RESIDENTS in Peebles are being invited to have their say on the small play parks they would like to see retained in the town following controversial plans to scrap them.

Proposals to axe 11 playparks across Tweeddale to help pay for a new £225,000 facility in Victoria Park caused upset among families last year.

Opposition councillors slammed the ruling administration for stating ‘we’re not closing playparks, we’re just removing the equipment’.

They also stated that they had not been given any information about the costs of maintaining the parks that were facing the axe.

Local councillors are now to be given a say on the future of small play parks in each locality.

Tweeddale councillor Robin Tatler said: “Council officers are now is discussion with local councillors to decide which parks will be closed.

"So we need to decide which ones we’d like to keep and which ones we like to get rid of.”

Peebles Community Council commissioned a survey regarding the Council’s proposals - attracting feedback from 300 members of the community.

Councillor Tatler asked which play parks residents were in favour of keeping.

But community councillor Lawrie Hayworth, said the question of retaining small play parks was not an option tabled at the time of carrying out the survey.

He said: “What people were saying in principle is they love the idea of a big park and even in Victoria Park, but what they were less keen on, in fact they said ‘we will do without the big park if we have to give up our little parks’, because they serve a very different function.

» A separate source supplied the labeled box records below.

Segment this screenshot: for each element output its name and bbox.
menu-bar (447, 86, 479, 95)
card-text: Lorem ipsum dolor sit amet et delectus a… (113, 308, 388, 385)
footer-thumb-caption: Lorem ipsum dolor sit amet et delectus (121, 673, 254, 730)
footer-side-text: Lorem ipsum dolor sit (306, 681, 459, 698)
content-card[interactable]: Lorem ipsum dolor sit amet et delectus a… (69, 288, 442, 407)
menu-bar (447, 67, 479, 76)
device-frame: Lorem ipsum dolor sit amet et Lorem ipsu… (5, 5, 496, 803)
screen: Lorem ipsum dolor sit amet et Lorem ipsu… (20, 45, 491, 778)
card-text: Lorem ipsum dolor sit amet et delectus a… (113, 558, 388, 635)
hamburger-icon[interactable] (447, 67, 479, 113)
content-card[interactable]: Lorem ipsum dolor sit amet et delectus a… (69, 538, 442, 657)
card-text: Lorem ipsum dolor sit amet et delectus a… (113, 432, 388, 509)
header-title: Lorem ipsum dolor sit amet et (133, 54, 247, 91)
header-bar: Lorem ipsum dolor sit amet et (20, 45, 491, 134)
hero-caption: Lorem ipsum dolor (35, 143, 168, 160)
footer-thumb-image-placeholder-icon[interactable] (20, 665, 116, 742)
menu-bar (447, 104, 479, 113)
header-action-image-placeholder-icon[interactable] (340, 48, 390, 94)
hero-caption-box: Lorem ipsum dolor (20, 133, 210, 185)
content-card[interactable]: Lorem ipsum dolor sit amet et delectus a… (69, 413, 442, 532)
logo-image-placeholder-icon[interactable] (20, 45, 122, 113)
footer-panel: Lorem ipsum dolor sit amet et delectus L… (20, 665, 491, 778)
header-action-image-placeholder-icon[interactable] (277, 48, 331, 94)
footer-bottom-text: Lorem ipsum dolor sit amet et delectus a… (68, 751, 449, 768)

"This was the feedback we received.”

To which Councillor Tatler replied: “So what you’re saying is you want to keep all of them, regardless of their condition?”

Councillor Shona Haslam interjected, asking: “Even the horrible one at Haylodge Park?”

Mr Hayworth said: “There wasn’t at that time an expression of an opportunity to have a halfway house and therefore go back to the public and say those are the playparks that are likely to continue to be supported by the council, but those are the ones that officers believe should not be continued to be operated and maintained.”

Elected members agreed they would have a discussion and report back to the community council regarding the small play parks they think should be retained.